No momento em que os Estados Unidos enfrentam a mais assustadora pandemia do século, a da Covid-19, é importante que decisões que afetam a vida, a liberdade e a sobrevivência de centenas de milhões de pessoas sejam tomadas por meio da razão, não do medo.
Pandemias são diferentes de depressões econômicas e da falta de combustíveis, claro, mas algumas coisas que aprendemos se aplicam a elas. Assim como um pânico econômico, a pandemia gera o medo em massa, o que pode levar a decisões ruins e irracionais.
Sabemos que, por natureza, o ser humano tende a seguir a manada, sobretudo durante períodos de convulsão social e pânico. Esse instinto teve como consequência algumas das maiores tragédias da história humana.
A Covid-19 pode se provar tão perigosa quanto fomos levados a acreditar. Epidemiologistas, virologistas e outros especialistas concordam que ela é altamente contagiosa e mortal, sobretudo para certos grupos de risco (os mais velhos e pessoas com sistemas imunológicos comprometidos e problemas pulmonares, por exemplo). Ainda assim, muitos dos mesmos especialistas discordam do tamanho da ameaça que a Covid-19 representa.
Um dos problemas que os profissionais de saúde estão encontrando é que eles simplesmente não têm dados o bastante.

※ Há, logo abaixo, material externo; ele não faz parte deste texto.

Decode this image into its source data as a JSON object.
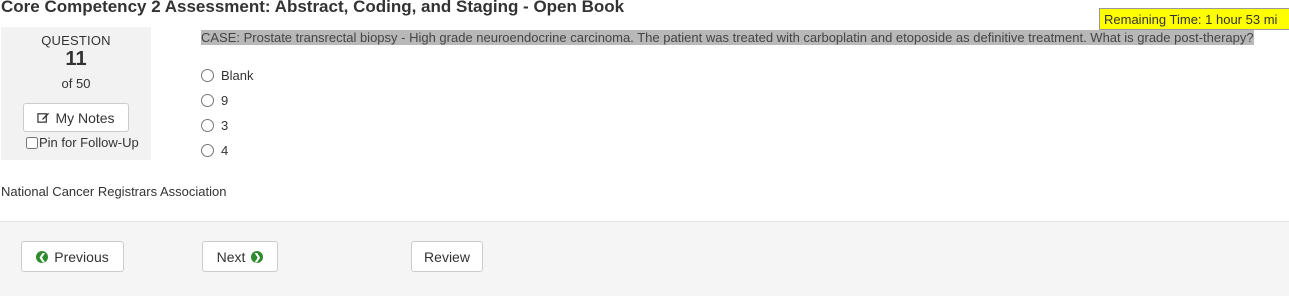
{
  "header": {
    "title": "Core Competency 2 Assessment: Abstract, Coding, and Staging - Open Book",
    "remaining_time": "Remaining Time: 1 hour 53 mi"
  },
  "question_panel": {
    "label": "QUESTION",
    "number": "11",
    "of_total": "of 50",
    "notes_button": "My Notes",
    "pin_label": "Pin for Follow-Up",
    "pin_checked": false
  },
  "question": {
    "text": "CASE: Prostate transrectal biopsy - High grade neuroendocrine carcinoma. The patient was treated with carboplatin and etoposide as definitive treatment. What is grade post-therapy?",
    "options": [
      "Blank",
      "9",
      "3",
      "4"
    ],
    "selected": null
  },
  "footer": {
    "organization": "National Cancer Registrars Association"
  },
  "navigation": {
    "previous": "Previous",
    "next": "Next",
    "review": "Review"
  },
  "colors": {
    "timer_bg": "#ffff00",
    "highlight_bg": "#b8b8b8",
    "icon_green": "#2e8b2e",
    "bottom_bar_bg": "#f5f5f5",
    "panel_bg": "#f2f2f2"
  },
  "icons": {
    "notes": "edit-icon",
    "previous": "chevron-left-circle-icon",
    "next": "chevron-right-circle-icon"
  }
}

“Os dados até então coletados sobre quantas pessoas foram infectadas e como a epidemia se desenvolve não são nada confiáveis”, escreveu recentemente John P.A. Ioannidis, epidemiologista e professor de medicina em Stanford.
Sejamos francos: as pandemias são assustadoras. Isso talvez se deva ao fato de que, na era das redes sociais, modelos assustadores tendem a ser os mais compartilhados, o que alimenta ainda mais o pânico. Por causa do medo elevado, não é insensato pensar que as autoridades públicas “seguirão a manada”, o que é uma péssima ideia até mesmo quando a manada não está apavorada.
“As multidões não pensam (...) elas não toleram discutir nem serem contraditadas, e sugestões que os afetam ocupam todo o campo da sua compreensão e tendem a se transformar em ações”, escreveu Gustave Le Bon em sua fundamental obra de 1895, A Multidão: um Estudo da Mente Popular.
Não há nenhum segredo nem coincidência no fato de as crises — guerras, ataques terroristas e depressões econômicas — terem resultado no cerceamento da liberdade, fazendo surgir tiranos (de Napoleão a Lênin). Em seu livro Crisis and Leviathan [Crise e o Leviatã], o economista e historiador Robert Higgs explica como, ao longo da história, as crises foram usadas para se ampliar o poder do Estado, graças à permissão de que medidas “temporárias” se tornem permanentes depois que a crise passa (lembre-se dos impostos federais criados durante a Segunda Guerra Mundial).
“Quando as crises ocorrerem (...) os governos certamente terão novos poderes sobre as questões sociais e econômicas”, escreveu Higgs. “Para os que apreciam a liberdade individual e uma sociedade libre, o prospecto é profundamente desanimador”.
Temos de levar o novo coronavírus a sério, mas não podemos ignorar a razão, a prudência ou a Constituição.
Se fizemos isso, talvez descubramos que a “cura” do governo para o coronavírus é ainda pior do que a doença.
Jonathan Miltimore é editor do FEE.org.